Came home for my lunch break to find this in the incubator. It's shell is still folded up, but it should "circle out" in a couple of days.


----------



## onarock (Apr 14, 2011)

Cheeee Whoooo!! . Very nice Neal, thats Awesome!!


----------



## Az tortoise compound (Apr 14, 2011)

Congratulations Neal! Very pretty pic.


----------



## Jacqui (Apr 14, 2011)

Nice! I like the first shot. It looks like she has an animal grazing on each side and then on the right is a woodpecker hitting the corner of the scute.


----------



## John (Apr 14, 2011)

Neal producing another exquisite animal as always. CONGRATS


----------



## dmarcus (Apr 14, 2011)

Congrats on the new hatchling, looks good..


----------



## Tom (Apr 14, 2011)

Nice Neal. Looks great.


----------



## ALDABRAMAN (Apr 14, 2011)

Outstanding, Congrats Sir!


----------



## terryo (Apr 14, 2011)

He's absolutely gorgeous. Jacqui is right....it does look like an animal grazing on each side and on the right is a woodpecker. Really beautiful markings.


----------



## OllieInAZ (Apr 14, 2011)

Beautiful baby!


----------



## Candy (Apr 14, 2011)

As much as I don't want babies, I would love to come home from work to find this.  Just adorable.


----------



## ChiKat (Apr 14, 2011)

Gorgeous!! How exciting 

I see the grazing animals, but where is the woodpecker?


----------



## TortieLuver (Apr 14, 2011)

Wow Neal that's wonderful! That's so exciting no matter how many times you see on hatching and/or look in the incubator and see one has piped through. It's like your first experience every time, as you are just elated. How many in this clutch and have anymore hatched?


----------



## luke (Apr 14, 2011)

exquisite tortoise.


----------



## Neal (Apr 15, 2011)

Jacqui said:


> Nice! I like the first shot. It looks like she has an animal grazing on each side and then on the right is a woodpecker hitting the corner of the scute.



Wow, I'm not seeing anything like that.


----------



## TebowHammer (Apr 15, 2011)

Hey Neal...

Hope you don't mind, but I took the liberty of pointing everyone in the right direction so they can see the woodpecker and grazing animals.






By the way...congrats on the new baby. It looks amazing!

Cheers


----------



## Neal (Apr 15, 2011)

I see it now! I see all kinds of stuff on him now.


----------



## Jacqui (Apr 15, 2011)

Neal said:


> I see it now! I see all kinds of stuff on him now.



 Sorry it's just one of those things that I manage to see, without realizing I am even looking for patterns and designs. It's also one way I decide what animal to buy.... along with scute odditities. Glad they got marked so others (like you) could see them too. I need to learn how to do that!





TebowHammer said:


> Hey Neal...
> 
> Hope you don't mind, but I took the liberty of pointing everyone in the right direction so they can see the woodpecker and grazing animals.

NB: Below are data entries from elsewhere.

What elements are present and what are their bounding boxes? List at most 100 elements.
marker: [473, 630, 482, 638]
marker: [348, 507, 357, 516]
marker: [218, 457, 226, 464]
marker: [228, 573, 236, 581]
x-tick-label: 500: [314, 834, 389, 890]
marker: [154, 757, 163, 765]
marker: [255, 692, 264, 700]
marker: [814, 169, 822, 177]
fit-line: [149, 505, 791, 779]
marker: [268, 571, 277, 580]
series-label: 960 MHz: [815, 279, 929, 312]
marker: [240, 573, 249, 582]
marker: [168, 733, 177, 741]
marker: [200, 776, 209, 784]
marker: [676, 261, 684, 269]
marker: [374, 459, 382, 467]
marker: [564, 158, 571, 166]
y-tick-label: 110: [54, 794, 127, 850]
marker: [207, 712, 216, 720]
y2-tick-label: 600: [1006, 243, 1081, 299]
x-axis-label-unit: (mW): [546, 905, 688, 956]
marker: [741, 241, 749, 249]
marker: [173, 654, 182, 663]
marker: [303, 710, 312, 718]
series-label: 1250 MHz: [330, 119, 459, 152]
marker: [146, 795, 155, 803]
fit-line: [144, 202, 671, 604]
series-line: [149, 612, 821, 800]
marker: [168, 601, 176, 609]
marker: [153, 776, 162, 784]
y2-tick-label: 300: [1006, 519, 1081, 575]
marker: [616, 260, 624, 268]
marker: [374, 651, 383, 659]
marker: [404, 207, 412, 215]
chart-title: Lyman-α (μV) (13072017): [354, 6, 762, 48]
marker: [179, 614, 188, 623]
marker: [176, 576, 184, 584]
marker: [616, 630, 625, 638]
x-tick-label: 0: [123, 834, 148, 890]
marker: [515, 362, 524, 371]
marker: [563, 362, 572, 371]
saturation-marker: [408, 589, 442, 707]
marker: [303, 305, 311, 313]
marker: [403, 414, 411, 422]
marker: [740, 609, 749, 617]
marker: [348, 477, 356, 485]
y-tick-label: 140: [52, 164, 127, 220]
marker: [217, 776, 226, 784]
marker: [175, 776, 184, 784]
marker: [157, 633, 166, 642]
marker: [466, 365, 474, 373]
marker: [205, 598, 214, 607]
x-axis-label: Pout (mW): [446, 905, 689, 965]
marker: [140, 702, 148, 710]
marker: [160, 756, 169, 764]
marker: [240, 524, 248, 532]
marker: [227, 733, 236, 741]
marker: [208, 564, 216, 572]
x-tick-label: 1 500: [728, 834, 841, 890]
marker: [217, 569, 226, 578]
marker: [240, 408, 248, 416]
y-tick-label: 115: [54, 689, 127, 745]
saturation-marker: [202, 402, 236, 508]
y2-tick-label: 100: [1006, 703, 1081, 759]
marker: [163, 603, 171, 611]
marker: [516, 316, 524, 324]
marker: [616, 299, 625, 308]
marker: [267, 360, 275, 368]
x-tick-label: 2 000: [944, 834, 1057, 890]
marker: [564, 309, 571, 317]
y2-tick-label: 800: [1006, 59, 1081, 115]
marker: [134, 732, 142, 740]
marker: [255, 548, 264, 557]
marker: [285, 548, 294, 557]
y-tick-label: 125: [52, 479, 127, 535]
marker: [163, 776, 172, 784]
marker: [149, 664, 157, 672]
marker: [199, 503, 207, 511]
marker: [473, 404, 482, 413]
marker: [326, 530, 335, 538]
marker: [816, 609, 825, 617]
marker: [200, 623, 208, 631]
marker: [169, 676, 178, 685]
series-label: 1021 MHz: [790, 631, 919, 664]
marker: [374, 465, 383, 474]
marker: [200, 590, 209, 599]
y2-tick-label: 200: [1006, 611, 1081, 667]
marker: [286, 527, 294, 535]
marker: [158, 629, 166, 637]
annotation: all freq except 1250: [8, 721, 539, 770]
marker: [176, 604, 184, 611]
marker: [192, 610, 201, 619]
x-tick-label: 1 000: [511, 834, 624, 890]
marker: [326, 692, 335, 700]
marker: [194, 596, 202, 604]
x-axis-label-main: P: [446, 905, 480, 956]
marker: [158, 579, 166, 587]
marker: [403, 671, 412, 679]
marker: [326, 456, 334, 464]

I am really glad you did that. Thank you! You need to teach me how.


----------



## Isa (Apr 15, 2011)

Wow so beautiful and so perfect!! Congrats


----------



## HLogic (Apr 15, 2011)

Dynamite little twinkler! Are there more to come from the same clutch?


----------



## Neal (Apr 15, 2011)

HLogic said:


> Dynamite little twinkler! Are there more to come from the same clutch?



Fingers crossed.


----------



## TebowHammer (Apr 15, 2011)

No problem, Jacqui. 

I use a program called SnagIt (it costs...but can't remember how much) to do the editing. Extremely simple to use. 

But you can probably do something very similar with a program called Gimp. It's a 100% free photo editing program. It might not be as simple to use as SnagIt, but I'm sure you can figure it out. 

To find both programs just go to Google and type in their names. Should be the first result that comes up for each. 

Cheers!


----------



## CGKeith (Apr 16, 2011)

Awesome Neal!! Congrats.


----------